Ensemble Learning in Data Science

3 min readMay 15, 2021

Introduction

Ensemble Learning is a machine learning technique that combines several base models in order to produce one optimal predictive model. Its main goal is to increase the overall accuracy of the model.

Types of Ensemble Methods

Bagging or Bootstrap Aggregation

In this method, we combine bootstrapping and aggregation to form one ensemble model. From the dataset, multiple subsets are bootstrapped. After subsampling a decision tree is formed on each one of them. Now, an algorithm is used to aggregate over the decision tree to form the best possible predictor. The most common usage of bagging is done by the random forest algorithm.

Boosting

It is similar to bagging as it also creates an ensemble by resampling the data, which are then combined by majority voting. One of the main differences is that here the resampling is done strategically to provide the most informative training dataset for each consecutive classifier. In simple language, we create multiple weak learners and predict using voting.

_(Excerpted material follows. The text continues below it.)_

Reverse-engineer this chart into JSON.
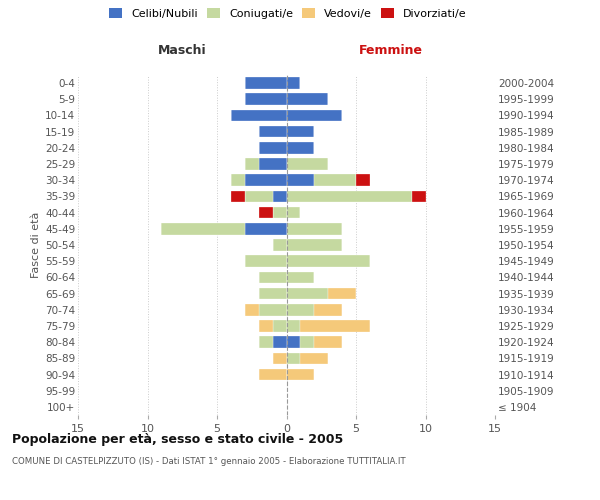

Each iteration of boosting creates three weak classifiers:

The first classifier C1 is trained with a random subset of the dataset
The second classifier C2 is trained by choosing the most informative subset. Specifically, the dataset contains only half of the data points that were correctly classified but the classifier C1 and the other half is misclassified.
The third classifier C3 is trained with instances on which C1 and C2 both disagree.

The three classifiers give the result using a majority vote.

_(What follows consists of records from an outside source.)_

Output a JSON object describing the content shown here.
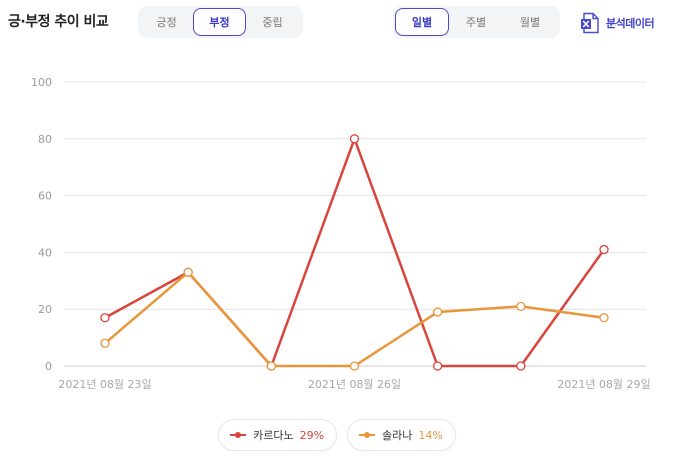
{
  "header": {
    "title": "긍·부정 추이 비교",
    "sentiment_tabs": [
      {
        "label": "긍정",
        "active": false
      },
      {
        "label": "부정",
        "active": true
      },
      {
        "label": "중립",
        "active": false
      }
    ],
    "period_tabs": [
      {
        "label": "일별",
        "active": true
      },
      {
        "label": "주별",
        "active": false
      },
      {
        "label": "월별",
        "active": false
      }
    ],
    "export_label": "분석데이터",
    "export_icon": "excel-file-icon"
  },
  "colors": {
    "accent": "#4a4ad1",
    "series_1": "#d9453c",
    "series_2": "#e8963a",
    "grid": "#e3e3e3"
  },
  "chart_data": {
    "type": "line",
    "x": [
      "2021-08-23",
      "2021-08-24",
      "2021-08-25",
      "2021-08-26",
      "2021-08-27",
      "2021-08-28",
      "2021-08-29"
    ],
    "x_tick_labels": [
      "2021년 08월 23일",
      "2021년 08월 26일",
      "2021년 08월 29일"
    ],
    "y_ticks": [
      0,
      20,
      40,
      60,
      80,
      100
    ],
    "ylim": [
      0,
      100
    ],
    "grid": true,
    "legend_position": "bottom-center",
    "series": [
      {
        "name": "카르다노",
        "percent": "29%",
        "color": "#d9453c",
        "values": [
          17,
          33,
          0,
          80,
          0,
          0,
          41
        ]
      },
      {
        "name": "솔라나",
        "percent": "14%",
        "color": "#e8963a",
        "values": [
          8,
          33,
          0,
          0,
          19,
          21,
          17
        ]
      }
    ]
  }
}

There are three types of boosting algorithms

Ada Boost: It is a specific boosting algorithm developed for classification problems. In each iteration, AdaBoost identifies miss-classified data points, increasing their weights so that the next classifier will pay extra attention to get them right
Gradient Boosting: It approaches the problem somewhat differently. Instead of adjusting weights like AdaBoost here, we focus on the difference between the prediction and the ground truth. Gradient boosting uses a differential loss function and works for both regression and classification.
XGBoost: It is a higher-level implementation of Gradient Boosting. The main reason behind the high popularity of XGBoost is scalability, which drives fast learning through parallel and distributed computing and offers efficient memory usage.

Stacking

It is a technique that combines multiple classifications and regression models via a meta classifier or regressor. The base-level models are trained on the outputs of base-level models as features. It is similar to the stacking of books, Starting from a heterogeneous model at the base level we try stacking different models so as to get better accuracies.